One way to fix this is to use a video accelerator software which will give you a smoother video viewing experience. Freeware like the SpeedBit Video Accelerator (www.speedbit.com/video_accelerator), for example, allows you to get the same video content up to four times faster!
There are also several other web accelerator tools that can help reduce web site access times, for example, FasterFox for Firefox, SiteCelerate and Onspeed, just to name some of them. However, SpeedBit is one of the few that accelerates "live" video streaming.
To understand how the video accelerator software works, you need to look at how the Internet delivers content over long distances. It does this using what is known as a Transmission Control Protocol (TCP) connection.
TCP, however, was invented at a time when most users accessed the Internet using a dial-up connection and the speed was limited to below 56 kbps. This was acceptable 30 years ago when file sizes were generally smaller and Internet traffic flowed mainly within the United States.

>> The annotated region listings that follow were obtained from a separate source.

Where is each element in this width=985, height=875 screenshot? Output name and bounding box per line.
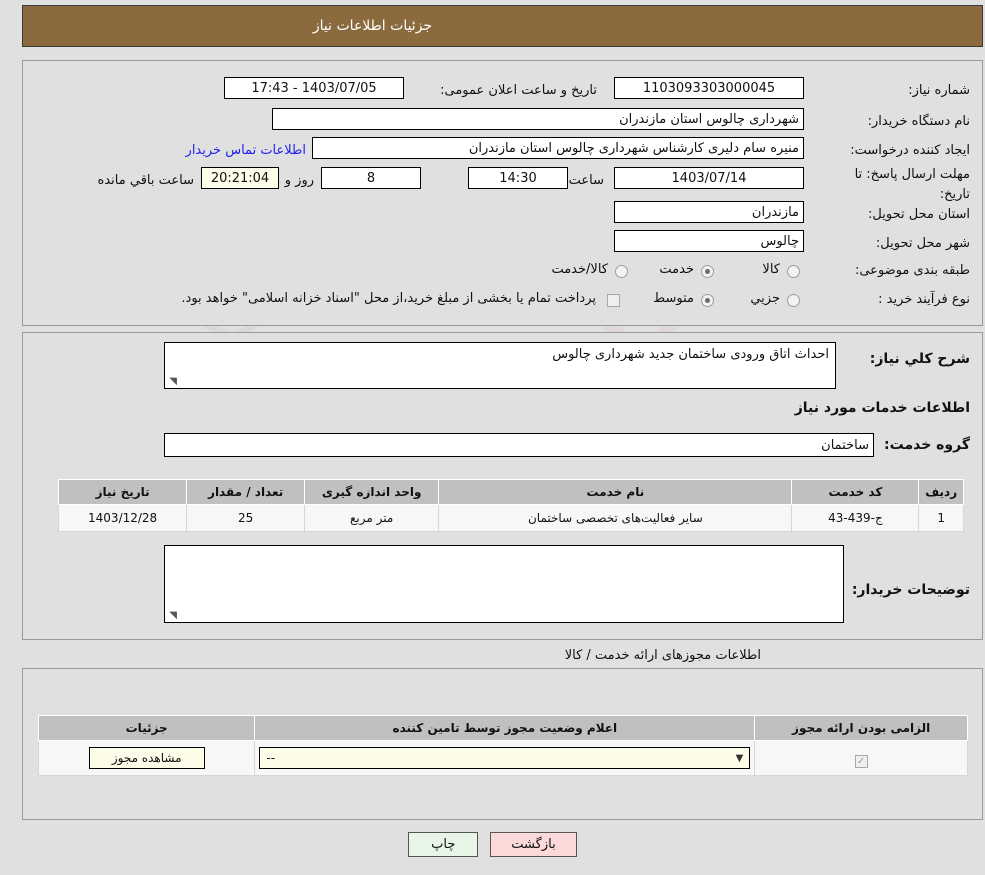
service-group-label: گروه خدمت:	[884, 437, 970, 453]
countdown-label: ساعت باقي مانده	[97, 173, 194, 188]
deadline-label-line2: تاریخ:	[939, 187, 970, 202]
treasury-documents-text: پرداخت تمام یا بخشی از مبلغ خرید،از محل …	[181, 291, 596, 306]
summary-value: احداث اتاق ورودی ساختمان جدید شهرداری چا…	[552, 347, 829, 362]
announce-datetime-label: تاریخ و ساعت اعلان عمومی:	[440, 83, 597, 98]
process-label: نوع فرآیند خرید :	[878, 292, 970, 307]
deadline-date-field: 1403/07/14	[614, 167, 804, 189]
buyer-notes-label: توضیحات خریدار:	[851, 582, 970, 598]
services-table-header-row: ردیف کد خدمت نام خدمت واحد اندازه گیری ت…	[57, 479, 964, 505]
days-remaining-field: 8	[321, 167, 421, 189]
licenses-panel: الزامی بودن ارائه مجوز اعلام وضعیت مجوز …	[22, 668, 983, 820]
cell-details-button: مشاهده مجوز	[37, 740, 256, 776]
summary-textarea[interactable]: احداث اتاق ورودی ساختمان جدید شهرداری چا…	[164, 342, 836, 389]
city-field: چالوس	[614, 230, 804, 252]
cell-required-checkbox: ✓	[754, 740, 968, 776]
page-header-bar: جزئیات اطلاعات نیاز	[22, 5, 983, 47]
license-status-value: --	[266, 751, 276, 765]
licenses-table-row: ✓ ▼ -- مشاهده مجوز	[37, 740, 968, 776]
days-label: روز و	[284, 173, 314, 188]
hour-field: 14:30	[468, 167, 568, 189]
need-number-label: شماره نیاز:	[908, 83, 970, 98]
cell-unit: متر مربع	[304, 504, 440, 532]
category-label: طبقه بندی موضوعی:	[854, 263, 970, 278]
view-license-button[interactable]: مشاهده مجوز	[88, 747, 205, 769]
need-number-field: 1103093303000045	[614, 77, 804, 99]
services-col-row-no: ردیف	[918, 479, 964, 505]
chevron-down-icon: ▼	[735, 752, 744, 764]
licenses-table: الزامی بودن ارائه مجوز اعلام وضعیت مجوز …	[37, 715, 968, 776]
announce-datetime-field: 1403/07/05 - 17:43	[224, 77, 404, 99]
services-table-row: 1 ج-439-43 سایر فعالیت‌های تخصصی ساختمان…	[57, 504, 964, 532]
category-option-label-0: کالا	[762, 262, 780, 277]
buyer-org-field: شهرداری چالوس استان مازندران	[272, 108, 804, 130]
buyer-org-label: نام دستگاه خریدار:	[867, 114, 970, 129]
licenses-section-title: اطلاعات مجوزهای ارائه خدمت / کالا	[564, 648, 761, 663]
treasury-documents-checkbox[interactable]	[607, 294, 620, 307]
services-col-name: نام خدمت	[438, 479, 793, 505]
license-status-dropdown[interactable]: ▼ --	[259, 747, 751, 769]
cell-row-no: 1	[918, 504, 964, 532]
province-label: استان محل تحویل:	[868, 207, 970, 222]
services-col-need-date: تاریخ نیاز	[57, 479, 188, 505]
footer-actions: بازگشت چاپ	[0, 832, 985, 857]
cell-code: ج-439-43	[791, 504, 920, 532]
service-group-field: ساختمان	[164, 433, 874, 457]
cell-quantity: 25	[186, 504, 306, 532]
category-option-label-1: خدمت	[659, 262, 694, 277]
cell-name: سایر فعالیت‌های تخصصی ساختمان	[438, 504, 793, 532]
radio-category-goods-service[interactable]	[615, 265, 628, 278]
license-required-checkbox: ✓	[854, 754, 868, 768]
resize-grip-icon-notes[interactable]: ◥	[167, 611, 177, 621]
licenses-col-details: جزئیات	[37, 715, 256, 741]
print-button[interactable]: چاپ	[408, 832, 479, 857]
back-button[interactable]: بازگشت	[490, 832, 577, 857]
radio-category-goods[interactable]	[787, 265, 800, 278]
need-detail-panel: شرح کلي نیاز: احداث اتاق ورودی ساختمان ج…	[22, 332, 983, 640]
category-option-label-2: کالا/خدمت	[551, 262, 608, 277]
licenses-col-required: الزامی بودن ارائه مجوز	[754, 715, 968, 741]
services-col-quantity: تعداد / مقدار	[186, 479, 306, 505]
radio-process-minor[interactable]	[787, 294, 800, 307]
need-summary-panel: شماره نیاز: 1103093303000045 تاریخ و ساع…	[22, 60, 983, 326]
resize-grip-icon[interactable]: ◥	[167, 377, 177, 387]
radio-category-service[interactable]	[701, 265, 714, 278]
deadline-label-line1: مهلت ارسال پاسخ: تا	[854, 167, 970, 182]
services-col-unit: واحد اندازه گیری	[304, 479, 440, 505]
process-option-label-1: متوسط	[653, 291, 694, 306]
city-label: شهر محل تحویل:	[875, 236, 970, 251]
services-info-heading: اطلاعات خدمات مورد نیاز	[794, 400, 970, 416]
radio-process-medium[interactable]	[701, 294, 714, 307]
province-field: مازندران	[614, 201, 804, 223]
licenses-table-header-row: الزامی بودن ارائه مجوز اعلام وضعیت مجوز …	[37, 715, 968, 741]
buyer-contact-link[interactable]: اطلاعات تماس خریدار	[186, 143, 306, 158]
buyer-notes-textarea[interactable]: ◥	[164, 545, 844, 623]
countdown-field: 20:21:04	[201, 167, 279, 189]
creator-label: ایجاد کننده درخواست:	[850, 143, 970, 158]
summary-label: شرح کلي نیاز:	[869, 351, 970, 367]
creator-field: منیره سام دلیری کارشناس شهرداری چالوس اس…	[312, 137, 804, 159]
cell-status-select: ▼ --	[254, 740, 756, 776]
services-col-code: کد خدمت	[791, 479, 920, 505]
hour-label: ساعت	[568, 173, 604, 188]
licenses-col-status: اعلام وضعیت مجوز توسط تامین کننده	[254, 715, 756, 741]
page-title: جزئیات اطلاعات نیاز	[312, 18, 433, 34]
services-table: ردیف کد خدمت نام خدمت واحد اندازه گیری ت…	[57, 479, 964, 532]
process-option-label-0: جزیي	[750, 291, 780, 306]
cell-need-date: 1403/12/28	[57, 504, 188, 532]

Today, however, with the growing popularity of video streaming services across the world, there is now a need to transmit high bit-rate services using TCP over long distances, for example, when video is streamed from a YouTube server in the United States to your PC in Singapore. Within this context, the earlier TCP limitation often results in bottlenecks and hence, jerky video.
Video accelerator softwares fix this by replacing the single TCP connection to the video streaming server with multiple concurrent TCP connections. This is like opening up more lanes to traffic on an expressway, and allows the video streaming data to be transmitted more quickly across the Internet.
Our lab tests show that with a 10 Mbps broadband connection, the video accelerator is able to open five concurrent connections with an aggregated download speed of 5.39 Mbps. This is two to four times the download speed of a single TCP connection.